Le Green Deal se heurte malheureusement à une opposition croissante, tant en raison d’un contexte globalement défavorable, de délais d’adoption trop courts en cette fin de mandature, et d’une multiplication des textes environnementaux issus de ce plan.
Certaines normes environnementales ont même été réduites à peau de chagrin, comme celle relative à la réduction de l’utilisation des pesticides dans les cultures, sur laquelle l’Union européenne a récemment fait marche arrière afin de calmer la colère grandissante des agriculteurs européens.
Un recul a également été effectué du côté des énergies fossiles pour répondre à la crise énergétique.
C’est pourquoi les prochaines élections seront fondamentales pour le climat et la transition écologique. Les eurodéputés se devront d’adopter des politiques impactantes et véritablement ambitieuses pour relancer le Green Deal et permettre une action harmonisée à l’échelle européenne. La transition écologique devra ainsi plus que jamais être à l’ordre du jour de la prochaine législature car de nombreux efforts restent à fournir.
Un autre point important s'ajoute désormais : comment faire en sorte que les objectifs ambitieux qui ont été fixés soient désormais mis en oeuvre. La marge de manoeuvre de l'Union en la matière est importante et c'est pourquoi AMORCE souhaite porter des propositions allant plus loin que la fixation d'objectifs ambitieux mais davantage tournées vers leur concrétisation.
Les collectivités territoriales en première ligne des politiques environnementales et énergétiques européennes
Tout d’abord, il convient de rappeler que la très grande majorité des textes adoptés au sein de l’Union européenne, notamment en matière énergétique et environnementale, ont des conséquences directes sur les collectivités territoriales, à la fois d’un point de vue structurel, règlementaire, et financier.
L’échelon européen, pourtant très loin de nos collectivités de prime abord, est en fait décisif pour la mise en place de mesures de prévention et de valorisation des déchets, de préservation de l’eau en qualité et en quantité, d’accélération des énergies renouvelables et d’économies d’énergie entre autres.
Selon les chiffres donnés par le Comité européen des régions, ce sont effectivement les collectivités territoriales qui mettent ensuite en œuvre 70% des mesures d’atténuation du changement climatique et 90% des politiques d’adaptation. C’est pourquoi il est fondamental de les impliquer dans l’élaboration des dispositifs liés à la transition écologique et énergétique, et de prendre en compte leurs retours d’expériences.
À titre d’exemple, l’obligation introduite par la révision de la directive-cadre sur les déchets pour les États membres de collecter séparément les biodéchets et d’assurer leur recyclage revient aux collectivités, avec les frais et les difficultés structurelles que cela engendre.

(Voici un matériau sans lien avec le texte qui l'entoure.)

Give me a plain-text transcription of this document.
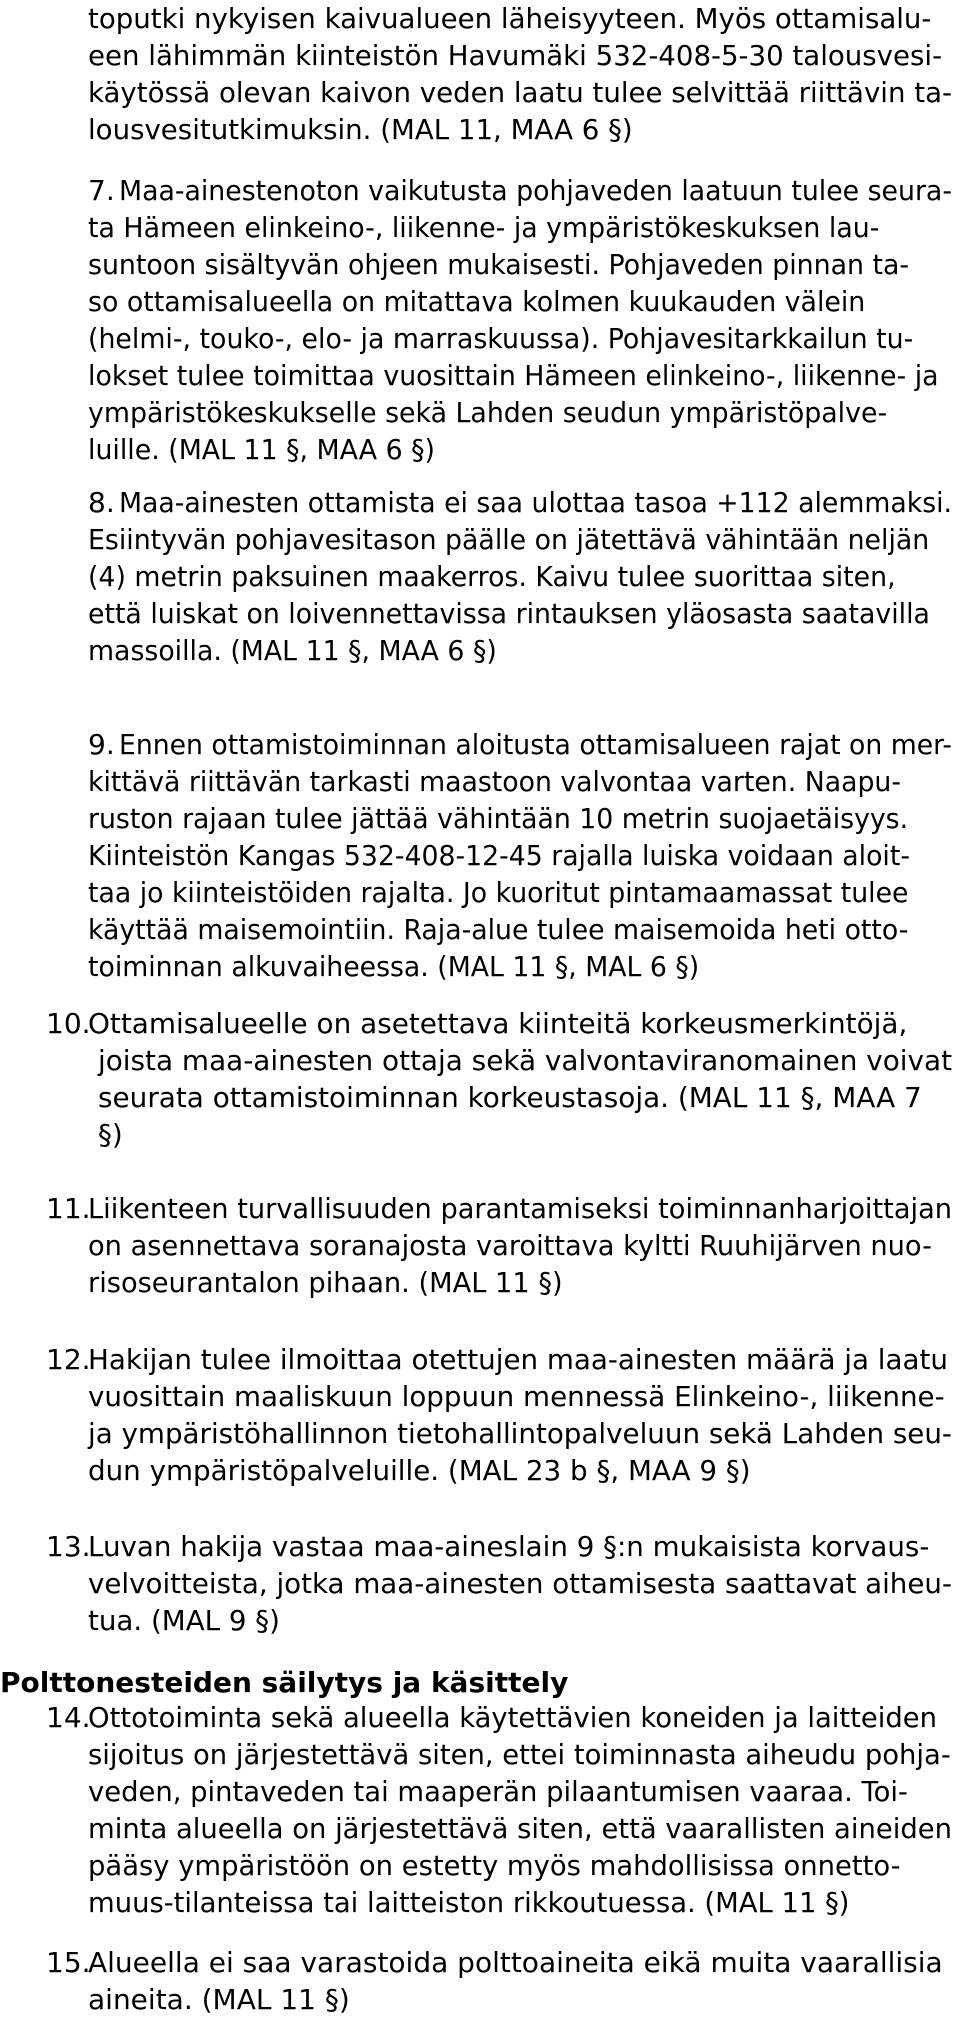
toputki nykyisen kaivualueen läheisyyteen. Myös ottamisalu-
een lähimmän kiinteistön Havumäki 532-408-5-30 talousvesi-
käytössä olevan kaivon veden laatu tulee selvittää riittävin ta-
lousvesitutkimuksin. (MAL 11, MAA 6 §)
7. Maa-ainestenoton vaikutusta pohjaveden laatuun tulee seura-
ta Hämeen elinkeino-, liikenne- ja ympäristökeskuksen lau-
suntoon sisältyvän ohjeen mukaisesti. Pohjaveden pinnan ta-
so ottamisalueella on mitattava kolmen kuukauden välein
(helmi-, touko-, elo- ja marraskuussa). Pohjavesitarkkailun tu-
lokset tulee toimittaa vuosittain Hämeen elinkeino-, liikenne- ja
ympäristökeskukselle sekä Lahden seudun ympäristöpalve-
luille. (MAL 11 §, MAA 6 §)
8. Maa-ainesten ottamista ei saa ulottaa tasoa +112 alemmaksi.
Esiintyvän pohjavesitason päälle on jätettävä vähintään neljän
(4) metrin paksuinen maakerros. Kaivu tulee suorittaa siten,
että luiskat on loivennettavissa rintauksen yläosasta saatavilla
massoilla. (MAL 11 §, MAA 6 §)
9. Ennen ottamistoiminnan aloitusta ottamisalueen rajat on mer-
kittävä riittävän tarkasti maastoon valvontaa varten. Naapu-
ruston rajaan tulee jättää vähintään 10 metrin suojaetäisyys.
Kiinteistön Kangas 532-408-12-45 rajalla luiska voidaan aloit-
taa jo kiinteistöiden rajalta. Jo kuoritut pintamaamassat tulee
käyttää maisemointiin. Raja-alue tulee maisemoida heti otto-
toiminnan alkuvaiheessa. (MAL 11 §, MAL 6 §)
10.
Ottamisalueelle on asetettava kiinteitä korkeusmerkintöjä,
joista maa-ainesten ottaja sekä valvontaviranomainen voivat
seurata ottamistoiminnan korkeustasoja. (MAL 11 §, MAA 7
§)
11.
Liikenteen turvallisuuden parantamiseksi toiminnanharjoittajan
on asennettava soranajosta varoittava kyltti Ruuhijärven nuo-
risoseurantalon pihaan. (MAL 11 §)
12.
Hakijan tulee ilmoittaa otettujen maa-ainesten määrä ja laatu
vuosittain maaliskuun loppuun mennessä Elinkeino-, liikenne-
ja ympäristöhallinnon tietohallintopalveluun sekä Lahden seu-
dun ympäristöpalveluille. (MAL 23 b §, MAA 9 §)
13.
Luvan hakija vastaa maa-aineslain 9 §:n mukaisista korvaus-
velvoitteista, jotka maa-ainesten ottamisesta saattavat aiheu-
tua. (MAL 9 §)
Polttonesteiden säilytys ja käsittely
14.
Ottotoiminta sekä alueella käytettävien koneiden ja laitteiden
sijoitus on järjestettävä siten, ettei toiminnasta aiheudu pohja-
veden, pintaveden tai maaperän pilaantumisen vaaraa. Toi-
minta alueella on järjestettävä siten, että vaarallisten aineiden
pääsy ympäristöön on estetty myös mahdollisissa onnetto-
muus-tilanteissa tai laitteiston rikkoutuessa. (MAL 11 §)
15.
Alueella ei saa varastoida polttoaineita eikä muita vaarallisia
aineita. (MAL 11 §)
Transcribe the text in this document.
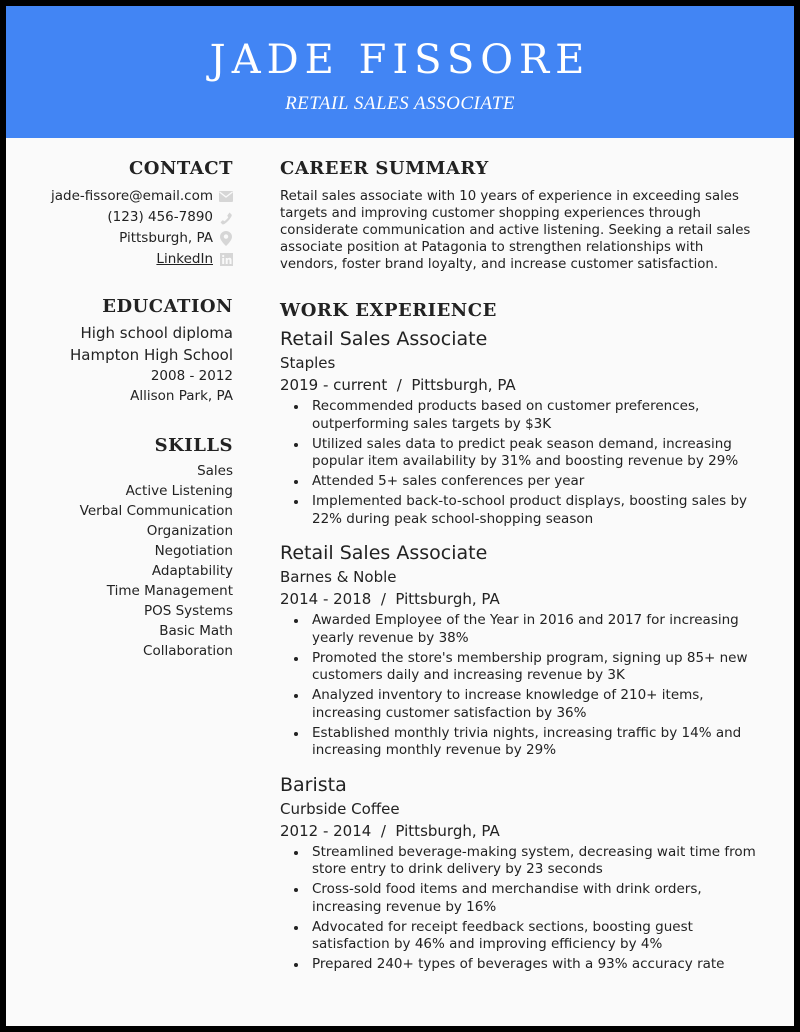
JADE FISSORE
RETAIL SALES ASSOCIATE
CONTACT
jade-fissore@email.com
(123) 456-7890
Pittsburgh, PA
LinkedIn
EDUCATION
High school diploma
Hampton High School
2008 - 2012
Allison Park, PA
SKILLS
Sales
Active Listening
Verbal Communication
Organization
Negotiation
Adaptability
Time Management
POS Systems
Basic Math
Collaboration
CAREER SUMMARY

Retail sales associate with 10 years of experience in exceeding sales targets and improving customer shopping experiences through considerate communication and active listening. Seeking a retail sales associate position at Patagonia to strengthen relationships with vendors, foster brand loyalty, and increase customer satisfaction.

WORK EXPERIENCE
Retail Sales Associate
Staples
2019 - current  /  Pittsburgh, PA
Recommended products based on customer preferences, outperforming sales targets by $3K
Utilized sales data to predict peak season demand, increasing popular item availability by 31% and boosting revenue by 29%
Attended 5+ sales conferences per year
Implemented back-to-school product displays, boosting sales by 22% during peak school-shopping season
Retail Sales Associate
Barnes & Noble
2014 - 2018  /  Pittsburgh, PA
Awarded Employee of the Year in 2016 and 2017 for increasing yearly revenue by 38%
Promoted the store's membership program, signing up 85+ new customers daily and increasing revenue by 3K
Analyzed inventory to increase knowledge of 210+ items, increasing customer satisfaction by 36%
Established monthly trivia nights, increasing traffic by 14% and increasing monthly revenue by 29%
Barista
Curbside Coffee
2012 - 2014  /  Pittsburgh, PA
Streamlined beverage-making system, decreasing wait time from store entry to drink delivery by 23 seconds
Cross-sold food items and merchandise with drink orders, increasing revenue by 16%
Advocated for receipt feedback sections, boosting guest satisfaction by 46% and improving efficiency by 4%
Prepared 240+ types of beverages with a 93% accuracy rate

En outre, comme AMORCE l’a déjà déploré à de nombreuses reprises (voir notre communiqué du 23 juin 2023), le projet de règlement relatif aux emballages prévoit la mise en place, à l’horizon 2029, d’une fausse-consigne pour les bouteilles en plastique. Si elle était mise en place, celle-ci conduirait non seulement à une complexification du geste de tri pour les citoyens, mais aussi à une augmentation de la consommation des bouteilles en plastique. Cette mesure, élaborée au sein de l’Union européenne et promue par les multinationales de la boisson, aura des conséquences directes pour les collectivités puisque ce sera à elles d’en assurer la mise en œuvre sur leurs territoires.
Consciente des enjeux que les prochaines élections européennes présentent pour les collectivités qu’elle représente, AMORCE élabore et défend des propositions et des positions afin que les politiques européennes impactent, certes significativement parfois, mais positivement, leur fonctionnement ainsi que la transition écologique et énergétique des territoires.